Mais comme dans le film «Rocky III», ce délicieux séjour a fait perdre  aux joueurs  cet «œil du tigre», indispensable aux grandes batailles.
Les jeunes et talentueux joueurs de la sélection marocaine (Benatia, Belhanda, Boussoufa, Amrabet,etc.) vont découvrir à leurs dépends que le talent ne suffit pas pour réussir une compétition aussi relevée que la CAN.
Au talent inné, il faut ajouter un mental d’acier, une combativité à toute épreuve et une continuité dans l’effort.
Une bonne partie des joueurs l’aura sûrement compris, après les deux défaites contre la Tunisie (1-2) et contre le Gabon (2-3). Le Maroc quitte la CAN par la petite porte mais il en sort riche d’expériences qu’il faut fructifier pour éviter les erreurs du passé.
Les erreurs à éviter
Contrairement aux autres années, il ne faut pas repartir à zéro car un grand travail a été effectué malgré l’ampleur de ce premier échec. On ne bâtit pas une grande équipe en une année surtout après des années d’approximations et de déboires de tous genres.
Il faut maintenir Gerets à son poste, tout en dévoilant au public ses erreurs pour ne pas tomber dans le dénigrement de ses détracteurs ou des envieux de son salaire. Car Gerets est honnête, compétent et a la volonté de bien faire. De plus, il a sûrement beaucoup appris de ses échecs  alors ne privons pas le football marocain de ses services pour assurer la continuité indispensable à une construction de longue haleine. Il faut offrir une nouvelle chance à ce lion blessé et assoiffé de revanche tout en précisant avec exactitude l’étendue de sa responsabilité dans ce dernier revers.
Des échéances importantes
et imminentes
D’importantes échéances : JO 2012, CAN 2013 et Coupe du monde 2014 attendent le football marocain. Donc ce n’est pas le moment de chambouler tout le système.
Le Maroc vient de rater lamentablement la CAN 2012 comme il avait raté celles de 2006 et 2008 mais, contrairement aux deux précédentes, le public marocain a décelé des améliorations notables même si elles ne se sont pas concrétisées lors de cette CAN.
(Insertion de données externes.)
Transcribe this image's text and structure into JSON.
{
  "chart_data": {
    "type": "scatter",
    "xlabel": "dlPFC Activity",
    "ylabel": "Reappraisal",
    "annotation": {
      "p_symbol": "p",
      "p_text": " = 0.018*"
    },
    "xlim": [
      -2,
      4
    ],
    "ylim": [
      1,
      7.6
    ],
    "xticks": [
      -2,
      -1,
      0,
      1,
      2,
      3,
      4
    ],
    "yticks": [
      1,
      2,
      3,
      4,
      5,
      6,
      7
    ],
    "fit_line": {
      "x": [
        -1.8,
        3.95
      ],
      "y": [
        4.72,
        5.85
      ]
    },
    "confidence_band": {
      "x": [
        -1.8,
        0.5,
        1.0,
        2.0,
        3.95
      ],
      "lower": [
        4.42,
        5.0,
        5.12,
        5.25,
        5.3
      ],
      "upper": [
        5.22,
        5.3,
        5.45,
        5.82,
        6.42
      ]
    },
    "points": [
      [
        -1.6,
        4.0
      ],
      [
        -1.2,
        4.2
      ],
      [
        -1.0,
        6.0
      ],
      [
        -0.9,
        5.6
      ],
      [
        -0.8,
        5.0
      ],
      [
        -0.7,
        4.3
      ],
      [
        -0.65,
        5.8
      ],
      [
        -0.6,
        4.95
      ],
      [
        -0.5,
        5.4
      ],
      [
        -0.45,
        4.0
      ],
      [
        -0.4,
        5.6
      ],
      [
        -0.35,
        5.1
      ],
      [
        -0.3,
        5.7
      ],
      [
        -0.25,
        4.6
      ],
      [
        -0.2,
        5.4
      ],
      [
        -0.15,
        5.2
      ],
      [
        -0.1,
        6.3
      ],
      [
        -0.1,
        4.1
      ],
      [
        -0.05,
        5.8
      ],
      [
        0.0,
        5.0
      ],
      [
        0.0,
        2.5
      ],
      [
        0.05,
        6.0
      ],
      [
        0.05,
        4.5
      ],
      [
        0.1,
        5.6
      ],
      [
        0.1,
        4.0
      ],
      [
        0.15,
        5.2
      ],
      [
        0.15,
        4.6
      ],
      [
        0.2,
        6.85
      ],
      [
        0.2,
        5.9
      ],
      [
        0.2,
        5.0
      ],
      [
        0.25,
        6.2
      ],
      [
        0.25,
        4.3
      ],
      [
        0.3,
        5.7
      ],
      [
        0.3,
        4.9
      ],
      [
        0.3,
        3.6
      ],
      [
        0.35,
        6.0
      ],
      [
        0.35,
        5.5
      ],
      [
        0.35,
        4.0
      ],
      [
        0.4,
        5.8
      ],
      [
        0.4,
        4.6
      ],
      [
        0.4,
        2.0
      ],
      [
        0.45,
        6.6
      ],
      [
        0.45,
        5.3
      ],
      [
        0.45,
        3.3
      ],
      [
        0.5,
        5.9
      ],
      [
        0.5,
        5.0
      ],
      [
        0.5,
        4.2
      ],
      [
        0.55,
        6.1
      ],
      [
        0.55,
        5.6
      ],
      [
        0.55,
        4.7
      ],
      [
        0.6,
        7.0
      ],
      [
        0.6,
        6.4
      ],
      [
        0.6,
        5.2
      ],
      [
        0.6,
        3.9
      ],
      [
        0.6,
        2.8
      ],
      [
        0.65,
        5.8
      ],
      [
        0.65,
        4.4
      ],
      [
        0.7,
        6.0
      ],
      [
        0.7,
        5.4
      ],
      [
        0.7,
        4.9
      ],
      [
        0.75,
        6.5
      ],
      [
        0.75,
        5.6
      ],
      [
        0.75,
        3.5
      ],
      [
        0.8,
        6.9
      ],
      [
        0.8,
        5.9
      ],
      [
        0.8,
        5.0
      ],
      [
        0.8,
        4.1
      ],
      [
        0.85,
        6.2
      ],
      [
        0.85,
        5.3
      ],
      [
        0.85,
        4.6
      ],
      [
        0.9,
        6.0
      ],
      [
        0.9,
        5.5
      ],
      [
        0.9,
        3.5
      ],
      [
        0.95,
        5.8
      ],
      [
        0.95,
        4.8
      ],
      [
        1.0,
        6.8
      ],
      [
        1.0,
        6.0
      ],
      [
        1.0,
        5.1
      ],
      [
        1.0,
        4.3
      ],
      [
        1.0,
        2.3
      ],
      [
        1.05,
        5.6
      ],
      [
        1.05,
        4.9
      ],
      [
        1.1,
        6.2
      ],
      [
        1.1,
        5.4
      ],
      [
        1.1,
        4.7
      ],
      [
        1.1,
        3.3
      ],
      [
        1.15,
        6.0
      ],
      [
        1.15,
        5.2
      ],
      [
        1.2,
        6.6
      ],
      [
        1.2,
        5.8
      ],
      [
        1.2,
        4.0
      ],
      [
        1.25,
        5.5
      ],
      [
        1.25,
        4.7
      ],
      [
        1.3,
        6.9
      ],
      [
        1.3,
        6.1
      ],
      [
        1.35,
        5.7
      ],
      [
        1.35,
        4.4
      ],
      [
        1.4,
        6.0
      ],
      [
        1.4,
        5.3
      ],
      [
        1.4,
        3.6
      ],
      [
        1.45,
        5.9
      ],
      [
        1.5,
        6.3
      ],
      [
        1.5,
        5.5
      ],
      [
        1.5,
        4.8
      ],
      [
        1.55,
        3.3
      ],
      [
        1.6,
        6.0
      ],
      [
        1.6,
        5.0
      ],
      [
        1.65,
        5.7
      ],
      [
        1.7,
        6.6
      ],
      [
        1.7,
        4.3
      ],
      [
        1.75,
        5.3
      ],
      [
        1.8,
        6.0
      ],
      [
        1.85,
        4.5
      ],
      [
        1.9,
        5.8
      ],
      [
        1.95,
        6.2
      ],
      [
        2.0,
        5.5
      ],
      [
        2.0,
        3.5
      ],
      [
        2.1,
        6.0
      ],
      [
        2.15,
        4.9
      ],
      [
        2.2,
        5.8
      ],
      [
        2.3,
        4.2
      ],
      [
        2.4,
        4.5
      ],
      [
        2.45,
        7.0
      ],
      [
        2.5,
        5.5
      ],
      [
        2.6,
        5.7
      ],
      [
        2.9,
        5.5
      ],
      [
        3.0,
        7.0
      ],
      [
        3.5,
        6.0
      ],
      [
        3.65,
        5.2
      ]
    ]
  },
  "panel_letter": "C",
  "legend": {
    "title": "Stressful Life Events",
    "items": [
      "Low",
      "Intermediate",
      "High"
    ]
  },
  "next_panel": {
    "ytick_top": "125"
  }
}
Il est clair qu’il faut assainir en écartant certains joueurs qui ne se sont pas montrés à la hauteur des attentes en plus d’autres atteints par l’âge et renforcer le groupe par les éléments qui vont briller durant les JO. Il faut également donner plus de responsabilités aux joueurs de la Botola qui se distinguent comme le gardien Znaiti, Khalliki, Boukhriss,etc.
Et comme le dit le dicton «Un échec, s’il ne te tue pas, te rend plus fort».